Capped Nanotubes

2.3 Capped Nanotubes

The input parameters for the construction of the capped nanotube are displayed in the Calculations– $>$ Input window as shown in Fig 4:

$\includegraphics[scale= 0.5]{../../screens/nanocap_capped_nanotube_input_win.png}$

Figure 4: NanoCap input options for a capped nanotube

The following input options can be set for the capped nanotube construction.

the chirality ( $n,m$ )
the length of the nanotube ()
the number of cap carbon atoms and dual lattice points (or enabled the estimation based upon the nanotube density)
the seed for the initial random cap point placement
the force cutoff relating to the dual lattice force field (Section 4.1)

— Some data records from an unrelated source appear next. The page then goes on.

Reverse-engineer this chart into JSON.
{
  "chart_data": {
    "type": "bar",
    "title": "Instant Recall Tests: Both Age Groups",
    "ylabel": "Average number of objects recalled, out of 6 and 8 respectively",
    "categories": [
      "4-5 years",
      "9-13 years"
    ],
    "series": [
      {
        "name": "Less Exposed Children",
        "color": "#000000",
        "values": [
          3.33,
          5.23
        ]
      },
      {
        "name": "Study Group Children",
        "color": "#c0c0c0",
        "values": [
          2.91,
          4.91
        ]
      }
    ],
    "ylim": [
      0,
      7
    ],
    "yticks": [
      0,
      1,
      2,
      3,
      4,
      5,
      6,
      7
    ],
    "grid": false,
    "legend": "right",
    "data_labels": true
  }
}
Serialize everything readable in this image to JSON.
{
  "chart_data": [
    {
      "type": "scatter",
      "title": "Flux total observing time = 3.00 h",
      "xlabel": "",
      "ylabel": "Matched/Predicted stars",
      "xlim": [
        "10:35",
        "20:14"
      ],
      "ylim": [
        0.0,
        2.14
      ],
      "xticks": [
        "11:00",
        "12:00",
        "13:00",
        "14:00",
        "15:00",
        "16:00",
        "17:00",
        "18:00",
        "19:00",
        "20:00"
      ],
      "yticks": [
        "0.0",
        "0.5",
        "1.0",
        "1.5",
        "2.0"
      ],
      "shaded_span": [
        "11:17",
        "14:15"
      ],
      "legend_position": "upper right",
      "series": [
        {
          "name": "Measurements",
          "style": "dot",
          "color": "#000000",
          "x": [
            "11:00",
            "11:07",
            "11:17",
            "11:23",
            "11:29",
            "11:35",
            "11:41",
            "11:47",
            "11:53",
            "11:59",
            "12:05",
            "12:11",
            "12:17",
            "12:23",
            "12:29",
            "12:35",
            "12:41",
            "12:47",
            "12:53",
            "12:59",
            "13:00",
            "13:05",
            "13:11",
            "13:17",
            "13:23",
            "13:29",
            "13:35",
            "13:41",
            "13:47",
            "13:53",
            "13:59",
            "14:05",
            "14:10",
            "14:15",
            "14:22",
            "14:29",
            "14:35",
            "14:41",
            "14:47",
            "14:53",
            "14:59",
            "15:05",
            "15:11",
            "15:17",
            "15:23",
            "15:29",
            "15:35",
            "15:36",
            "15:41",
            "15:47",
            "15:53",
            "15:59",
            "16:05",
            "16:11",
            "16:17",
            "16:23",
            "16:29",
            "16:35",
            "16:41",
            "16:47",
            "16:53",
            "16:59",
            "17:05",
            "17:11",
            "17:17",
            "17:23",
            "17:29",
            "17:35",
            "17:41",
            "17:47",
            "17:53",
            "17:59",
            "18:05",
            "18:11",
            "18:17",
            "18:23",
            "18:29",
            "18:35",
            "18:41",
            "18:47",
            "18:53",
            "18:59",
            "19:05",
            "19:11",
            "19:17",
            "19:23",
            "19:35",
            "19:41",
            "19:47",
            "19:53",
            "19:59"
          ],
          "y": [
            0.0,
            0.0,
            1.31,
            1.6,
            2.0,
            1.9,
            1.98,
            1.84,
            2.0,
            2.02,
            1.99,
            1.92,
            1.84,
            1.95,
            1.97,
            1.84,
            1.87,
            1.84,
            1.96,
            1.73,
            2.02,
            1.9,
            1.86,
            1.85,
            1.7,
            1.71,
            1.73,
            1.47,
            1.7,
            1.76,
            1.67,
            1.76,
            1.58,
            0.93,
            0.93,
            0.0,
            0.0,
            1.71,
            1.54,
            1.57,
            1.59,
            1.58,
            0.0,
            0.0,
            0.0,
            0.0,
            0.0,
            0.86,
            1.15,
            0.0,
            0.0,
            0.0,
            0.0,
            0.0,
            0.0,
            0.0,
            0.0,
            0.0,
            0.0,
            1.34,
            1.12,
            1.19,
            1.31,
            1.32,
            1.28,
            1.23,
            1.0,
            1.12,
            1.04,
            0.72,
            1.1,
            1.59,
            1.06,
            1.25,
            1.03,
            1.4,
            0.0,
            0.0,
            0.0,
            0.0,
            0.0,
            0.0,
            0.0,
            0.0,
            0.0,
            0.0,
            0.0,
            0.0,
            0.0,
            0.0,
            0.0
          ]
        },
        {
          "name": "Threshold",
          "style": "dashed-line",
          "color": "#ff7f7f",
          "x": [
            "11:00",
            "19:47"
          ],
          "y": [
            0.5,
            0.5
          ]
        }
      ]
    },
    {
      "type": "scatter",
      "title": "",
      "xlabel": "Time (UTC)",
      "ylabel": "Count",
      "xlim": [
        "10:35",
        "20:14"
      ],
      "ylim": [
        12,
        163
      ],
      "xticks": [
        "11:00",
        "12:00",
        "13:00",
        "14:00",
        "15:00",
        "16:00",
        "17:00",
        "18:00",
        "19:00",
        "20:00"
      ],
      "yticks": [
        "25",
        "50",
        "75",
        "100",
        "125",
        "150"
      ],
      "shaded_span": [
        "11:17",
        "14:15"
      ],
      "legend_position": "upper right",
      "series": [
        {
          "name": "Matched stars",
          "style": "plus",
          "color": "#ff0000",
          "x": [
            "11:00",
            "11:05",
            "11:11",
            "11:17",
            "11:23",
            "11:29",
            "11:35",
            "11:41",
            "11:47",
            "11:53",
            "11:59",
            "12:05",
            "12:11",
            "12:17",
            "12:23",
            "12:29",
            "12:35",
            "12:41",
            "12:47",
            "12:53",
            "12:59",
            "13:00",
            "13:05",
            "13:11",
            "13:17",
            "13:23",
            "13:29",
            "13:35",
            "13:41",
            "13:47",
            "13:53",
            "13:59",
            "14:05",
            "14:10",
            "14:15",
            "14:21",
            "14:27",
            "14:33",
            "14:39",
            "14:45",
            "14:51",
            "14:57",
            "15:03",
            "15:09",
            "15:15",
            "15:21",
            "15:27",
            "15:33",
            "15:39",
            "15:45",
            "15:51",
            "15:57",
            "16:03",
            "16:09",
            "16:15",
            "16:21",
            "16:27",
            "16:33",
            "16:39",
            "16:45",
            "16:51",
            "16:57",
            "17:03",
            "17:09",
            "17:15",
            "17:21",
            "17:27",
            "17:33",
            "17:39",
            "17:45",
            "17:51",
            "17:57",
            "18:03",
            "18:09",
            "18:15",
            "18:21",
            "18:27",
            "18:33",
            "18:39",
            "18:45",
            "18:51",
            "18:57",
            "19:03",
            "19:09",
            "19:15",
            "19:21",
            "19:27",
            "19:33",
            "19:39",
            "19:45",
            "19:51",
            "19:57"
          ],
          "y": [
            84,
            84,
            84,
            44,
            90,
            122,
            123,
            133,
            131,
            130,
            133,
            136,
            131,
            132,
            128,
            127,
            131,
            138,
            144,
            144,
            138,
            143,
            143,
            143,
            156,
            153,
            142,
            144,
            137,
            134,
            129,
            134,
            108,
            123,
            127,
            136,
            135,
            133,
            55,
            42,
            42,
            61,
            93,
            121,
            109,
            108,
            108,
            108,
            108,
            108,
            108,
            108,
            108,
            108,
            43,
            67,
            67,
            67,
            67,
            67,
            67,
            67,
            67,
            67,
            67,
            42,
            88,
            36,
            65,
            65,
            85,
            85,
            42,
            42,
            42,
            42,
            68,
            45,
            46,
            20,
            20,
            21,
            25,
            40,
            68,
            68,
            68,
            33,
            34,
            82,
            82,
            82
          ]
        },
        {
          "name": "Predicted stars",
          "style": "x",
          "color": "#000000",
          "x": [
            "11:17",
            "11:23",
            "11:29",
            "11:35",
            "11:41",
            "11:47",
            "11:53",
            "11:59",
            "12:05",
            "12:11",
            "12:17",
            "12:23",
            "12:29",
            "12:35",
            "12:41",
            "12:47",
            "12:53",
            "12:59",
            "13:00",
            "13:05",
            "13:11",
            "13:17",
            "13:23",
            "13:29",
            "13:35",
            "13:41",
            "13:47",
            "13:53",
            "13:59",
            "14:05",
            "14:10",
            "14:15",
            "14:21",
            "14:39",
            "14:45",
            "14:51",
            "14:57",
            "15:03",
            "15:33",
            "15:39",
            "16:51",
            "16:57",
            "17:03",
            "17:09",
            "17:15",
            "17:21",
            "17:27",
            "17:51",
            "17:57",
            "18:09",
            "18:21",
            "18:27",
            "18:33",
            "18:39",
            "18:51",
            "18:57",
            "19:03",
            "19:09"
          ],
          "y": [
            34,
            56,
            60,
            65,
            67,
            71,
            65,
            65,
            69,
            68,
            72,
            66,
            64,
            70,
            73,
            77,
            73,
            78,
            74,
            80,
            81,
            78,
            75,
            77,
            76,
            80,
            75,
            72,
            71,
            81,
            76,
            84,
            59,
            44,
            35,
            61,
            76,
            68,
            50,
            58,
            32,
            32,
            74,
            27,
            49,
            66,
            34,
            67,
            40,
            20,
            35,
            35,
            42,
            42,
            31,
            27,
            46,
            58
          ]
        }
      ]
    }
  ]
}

The process of generating a capped nanotube involves the construction of a finite length nanotube (as outlined in the previous section) and a hemispherical cap. The cap is produced in a similar manner to the fullerene:

$\begin{equation} \begin{array}{lcl} x_ i & = & \sqrt {1 - z_0}\cos (t_0) \\ y_ i & = & \sqrt {1 - z_0}\sin (t_0) \\ z_ i & = & z_0 \end{array} \label{randomspheregen} \end{equation}$

(10)

where $z_0$ is now taken in range [-1,0]. Using the symmetry of the nanotube, a copy of the primary cap is transformed to the opposing end of the nanotube to form an equivalent secondary cap. The points belonging to both caps and the nanotube are joined into a single set of points that are used in the optimisation routines (Section 5).